Abstract
Objective: Self-report tools are recommended in research and clinical practice to capture individual perceptions regarding health status; however, only modest correlations are found with performance-based results. The Lower Extremity Functional Scale (LEFS) is one well-validated measure of impairment affecting physical activities that has been compared with objective tests. More recently, mobile gait assessment software can provide comprehensive motion tracking output from ecologically valid environments, but how this data relates to subjective scales is unknown. Therefore, the association between the LEFS and walking variables remotely collected by a smartphone was explored. Methods: Proprietary algorithms extracted spatiotemporal parameters detected by a standard integrated inertial measurement unit from 132 subjects enrolled in physical therapy for orthopedic or neurological rehabilitation. Users initiated ambulation recordings and completed questionnaires through the OneStep digital platform. Discrete categories were created based on LEFS score cut-offs and Analysis of Variance was applied to estimate the difference in gait metrics across functional groups (Low-Medium-High).
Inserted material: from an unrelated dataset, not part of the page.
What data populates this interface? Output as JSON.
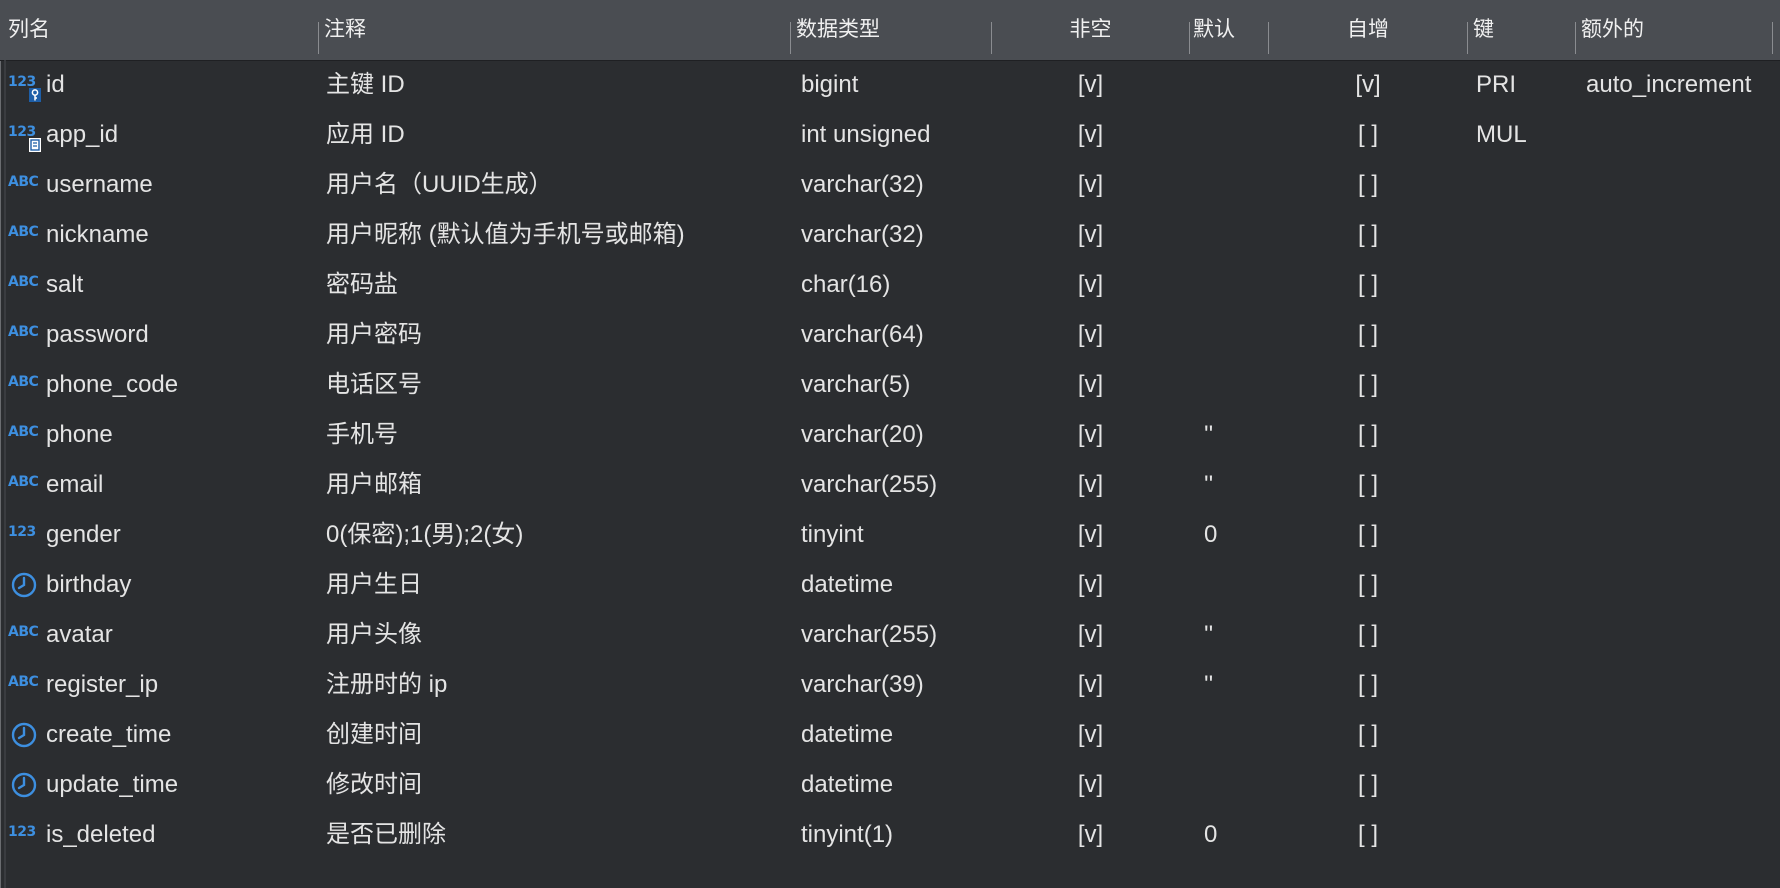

Results: The main finding of this cross-sectional retrospective study is that remotely-collected biomechanical walking data are significantly associated with individuals' self-evaluated function as defined by LEFS categorization (n = 132) and many variables differ between groups. Velocity was found to have the strongest effect size. Discussion: When patients are classified according to subjective mobility level, there are significant differences in quantitative measures of ambulation analyzed with smartphone-based technology. Capturing real-time information about movement is important to obtain accurate impressions of how individuals perform in daily life while understanding the relationship between enacted activity and relevant clinical outcomes.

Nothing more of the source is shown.